Introduction
After labouring with practically no presence in the x86 server market for a long time, AMD has built momentum through the release of Zen-based Epyc processors starting with first-generation 'Naples' in 2017.
AMD took advantage of Intel roadmap slips by releasing second-generation 'Rome' in 2019, which is particularly notable for doubling the core-and-thread count and quadrupling the L3 cache in one generation and on the same underlying platform.
The capability of AMD's server hardware has since convinced the leading server vendors - Dell, HPE, Lenovo, et al - to take Epyc seriously, and each has product lines for a broad range of use-cases.
Latest figures suggest that AMD is homing in on 10 per cent market share, from a standing start four years ago, and aiming to solidify the server proposition is third-generation Epyc chips codenamed Milan.
Known officially as Epyc 7003 Series, AMD is releasing 19 processors that span from eight to 64 cores in various SMT-enabled implementations. Compatible with existing Rome-certified SP3 motherboards through a BIOS update, AMD wants to make the possible transition as easy as possible, all the while tempting new users into the high-performance fold.

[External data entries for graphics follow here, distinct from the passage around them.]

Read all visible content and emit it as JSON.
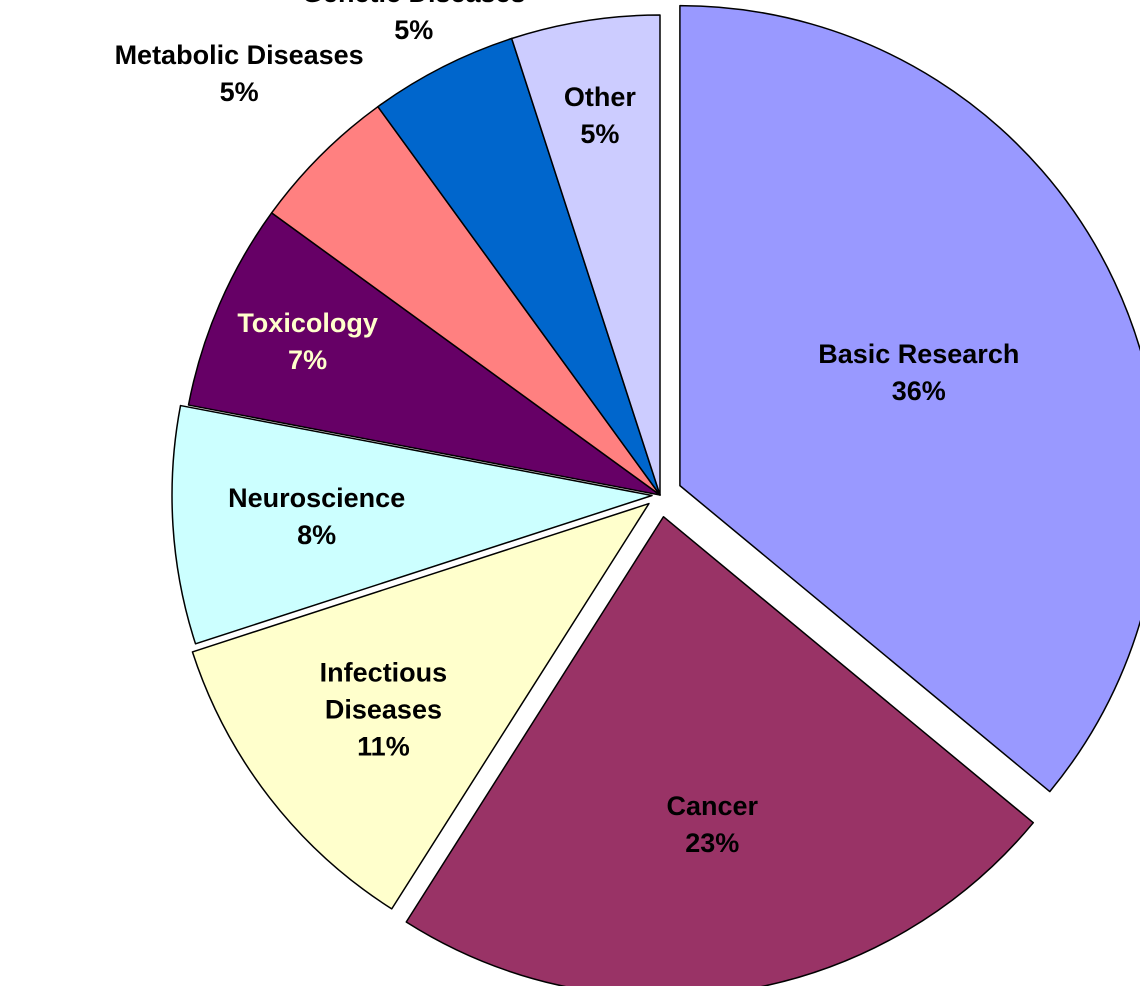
{
  "chart_data": {
    "type": "pie",
    "categories": [
      "Basic Research",
      "Cancer",
      "Infectious Diseases",
      "Neuroscience",
      "Toxicology",
      "Metabolic Diseases",
      "Genetic Diseases",
      "Other"
    ],
    "values": [
      36,
      23,
      11,
      8,
      7,
      5,
      5,
      5
    ],
    "value_labels": [
      "36%",
      "23%",
      "11%",
      "8%",
      "7%",
      "5%",
      "5%",
      "5%"
    ],
    "colors": [
      "#9999ff",
      "#993366",
      "#ffffcc",
      "#ccffff",
      "#660066",
      "#ff8080",
      "#0066cc",
      "#ccccff"
    ]
  }
}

We have the range-topping 64C128T Epyc 7763 in for review today in dual-processor form, but before we get to the benchmarks, it is instructive to take a look at what improvements AMD has made from the last generation released in August 2019.
Starting from high-level details and drilling down as we go, let's make it abundantly clear that customers are not going to see the same generation-to-generation jump as from Epyc 7001 Series (Naples) to Epyc 7002 Series (Rome).
The simple reason is the highest core-and-thread count remains unchanged. 64 cores and 128 threads continue to be class-leading for dual-socket-capable x86 server chips, but the simple truth is the present 7nm process doesn't allow for significantly more cores without chip power rising to untenable levels. Expect the next generation to implement a process shrink and fit even more cores.
Taking a further peek down the two right-hand columns reveals many similarities, so it's easier to explain the changes AMD has made this generation.
Pure performance gains are availed through a two-prong process which accumulates the benefits of a newer, better architecture alongside the advantage of higher frequencies. This strategy is reminiscent of the desktop overhaul to Ryzen 5000 Series, which makes sense as the underlying Zen architecture is tightly aligned to manufacturing process.
Zen 3, therefore, makes its long-awaited debut on server, and if desktop is anything to go by, the work done per clock cycle increases by around 20 per cent, measured across a broad swathe of applications. We'll explain more just below.
Other than that, notable callouts include a Zen 3-induced redesign of the caching structure, leading to lower-latency access able to fit double-sized datasets straight into unified L3, the ability to interleave six memory channels for eclectic implementations, and a more robust security feature-set.
Zen 3's chief improvements include a more efficient branch predictor that's able to get instructions into the machine sooner (larger BTB buffer) and therefore executed faster (better predictor bandwidth). AMD says it now has technology to eliminate the pipeline bubbles that normally exist when alternating between input instructions. Mispredicts can be flushed more quickly, too, and Zen 3 is able to load regular and op-cache instructions faster, which is of particular benefit on server-type workloads.
On the execution front and compared to Zen 2, there's now an extra branch unit and store data pickers. You'll notice that the floating-point unit can now accommodate a six-wide dispatch, up from four. Of particular interest to Epyc is AMD's decision to double the INT8 pipes and rate, representing faster low-precision CPU-side inferencing commonly used in deep learning and AI in general.
AMD refers to Zen 3 as a grounds-up design but it feels more like a collection of sensible tweaks combining to offer better IPC. The architecture is smarter, more efficient and able to extract more performance without adding to energy consumption - a win-win in practically all situations. Anything over a 15 per cent IPC improvement is considered reasonable for an x86 generational uplift.
Outside of pure IPC improvements availed through architecture enhancements, Milan introduces a six-channel memory option on top of the 4/8-channel available on Rome. Designed to address the low-to-mid-core section of the market that needs extra memory flexibility and wants to build very purpose-specific servers, it's not a feature that can be backported to second-generation Rome; the central I/O die is materially different to accommodate it.
Another reason for the I/O die being marginally different rests with upgrades to the Secure Processor, handling, as the name suggests, security through cryptography. Milan carries additional Secure Nested Paging (SNP) capability which protects RAM from malicious hypervisor attacks such as memory and data remapping.